Some statisticnas take moral offense to the causal modeling approaches described above. SEMs assume that the modeler knows the causal relationships between variables in advance, and there’s some debate over whether the parameters learned by SEMs can really be interpreted as ‘causal’ given that they depend on the modeler’s assumptions about the system. They propose instead the Potential Outcomes framework. Instead of interpreting causality as arrows \(X \rightarrow Y\), PO treats causal effects as changes to a set of counterfactual distribution on \(Y\), \(Y_x\), indexed by possible values of \(X=x\). If \(Y\) is independent of \(X\), then the law of \(Y_x\) is the law of \(Y\). Judea Pearl claims that PO and SEMs are logically equivalent – any statement made in the language of potential outcomes can be reformulated into a structural equation model and vice versa – but I haven’t read the paper that verifies this.

Invariant Causal Predictors

An approach to capturing notions of causality from data is to take the assumption that causal mechanisms are invariant, and leverage it in the regression setting to determine causal variables. This idea is explained in great detail in a tutorial by Peter Buhlmann and also in a recent paper by Martin Arjovsky.

The invariance-as-causality camp tackles the problem of finding causal relationships between inputs \(X\) and a particular quantity of interest \(Y\).

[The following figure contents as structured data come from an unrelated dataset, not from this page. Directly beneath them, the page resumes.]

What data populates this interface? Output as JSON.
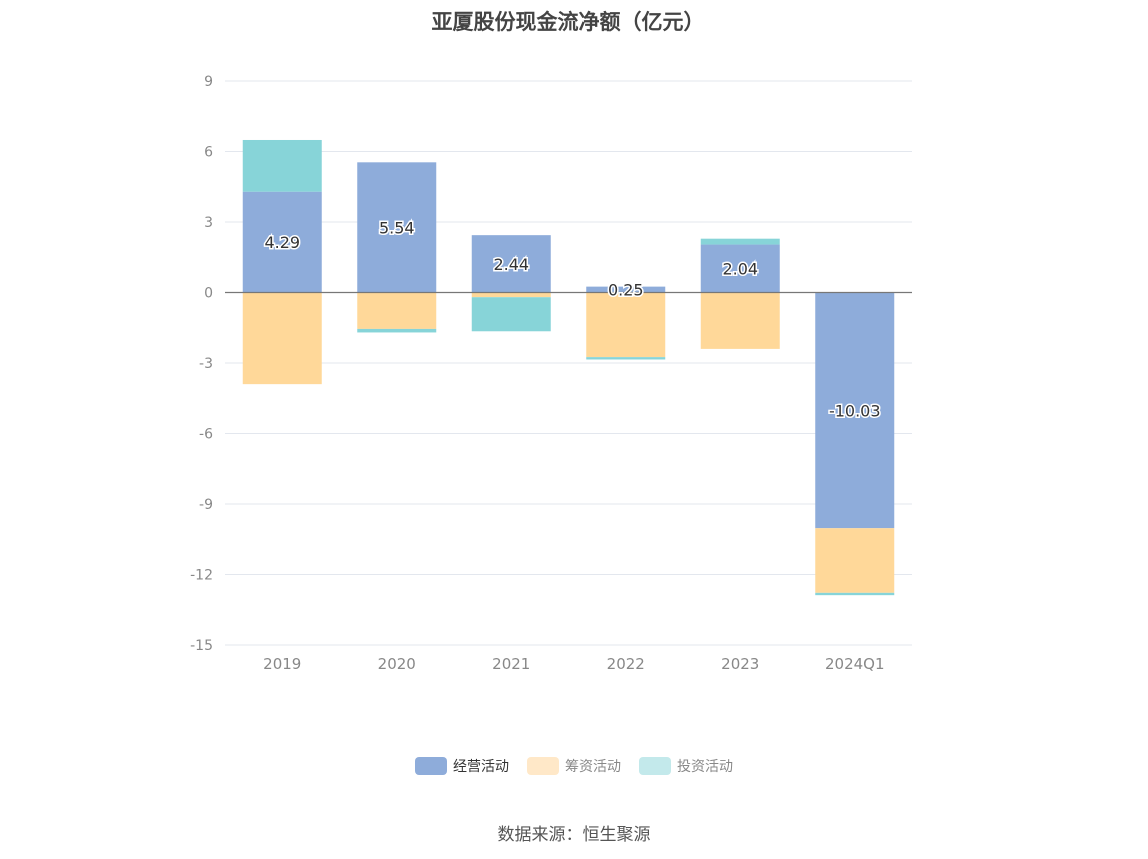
{
  "chart_data": {
    "type": "bar",
    "stacked": true,
    "title": "亚厦股份现金流净额（亿元）",
    "categories": [
      "2019",
      "2020",
      "2021",
      "2022",
      "2023",
      "2024Q1"
    ],
    "series": [
      {
        "name": "经营活动",
        "color": "#8eacda",
        "values": [
          4.29,
          5.54,
          2.44,
          0.25,
          2.04,
          -10.03
        ]
      },
      {
        "name": "筹资活动",
        "color": "#ffd899",
        "values": [
          -3.9,
          -1.55,
          -0.2,
          -2.75,
          -2.4,
          -2.75
        ]
      },
      {
        "name": "投资活动",
        "color": "#87d4d8",
        "values": [
          2.2,
          -0.15,
          -1.45,
          -0.1,
          0.25,
          -0.1
        ]
      }
    ],
    "data_labels": [
      "4.29",
      "5.54",
      "2.44",
      "0.25",
      "2.04",
      "-10.03"
    ],
    "y_ticks": [
      "9",
      "6",
      "3",
      "0",
      "-3",
      "-6",
      "-9",
      "-12",
      "-15"
    ],
    "ylim": [
      -15,
      9
    ],
    "grid": true,
    "legend_position": "bottom"
  },
  "legend": {
    "items": [
      {
        "label": "经营活动",
        "color": "#8eacda"
      },
      {
        "label": "筹资活动",
        "color": "#ffe8c8"
      },
      {
        "label": "投资活动",
        "color": "#c3e9eb"
      }
    ]
  },
  "source": "数据来源：恒生聚源"
}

We assume that \(Y\) is some function of \(X\), and we further assume that we’ve been able to collect data in many different settings, called environments \(\mathcal{E}\), so that we can partition \(X\) into \(\cup_{e \in \mathcal{E}} X^e\). It is implicitly assumed that some manipulation has occurred in each of these environments, so that \(P(Y|X^e) \neq P(Y|X^{e'})\). However, the claim is that any function \(f\) of \(X\) satisfying \(P(Y|f(X^e)) = P(Y|f(X^{e'}))\) is capturing some causal property of the relationship between \(X\) and \(Y\).

This approach has some drawbacks in its reliance on having an informative set of environments and also not being able to provide any guarantees that the invariant predictors across \(\mathcal{E}\) are actually causal predictors unless the environments satisfy certain assumptions. However it’s an interesting take on causality that lends itself well to the machine learning setting.

Conclusions

As we’ve seen, causality is a messy concept and there are many ways to go about mathematizing it. If you want to learn more there are two fairly decisive textbooks on the topic: Causality by Judea Pearl, and Elements of Causal Inference by Jonas Peters, Dominik Janzing, and Bernhard Schölkop. I found Elements of Causal Inference to be a more engaging pedagogical introduction because it has more exercises to try out, but I recommend giving both a look because they take very different perspectives on causality. I might write some more blog posts going into more technical detail on causal inference later, but given my blogging frequency the curious reader should probably give the other resources a read first.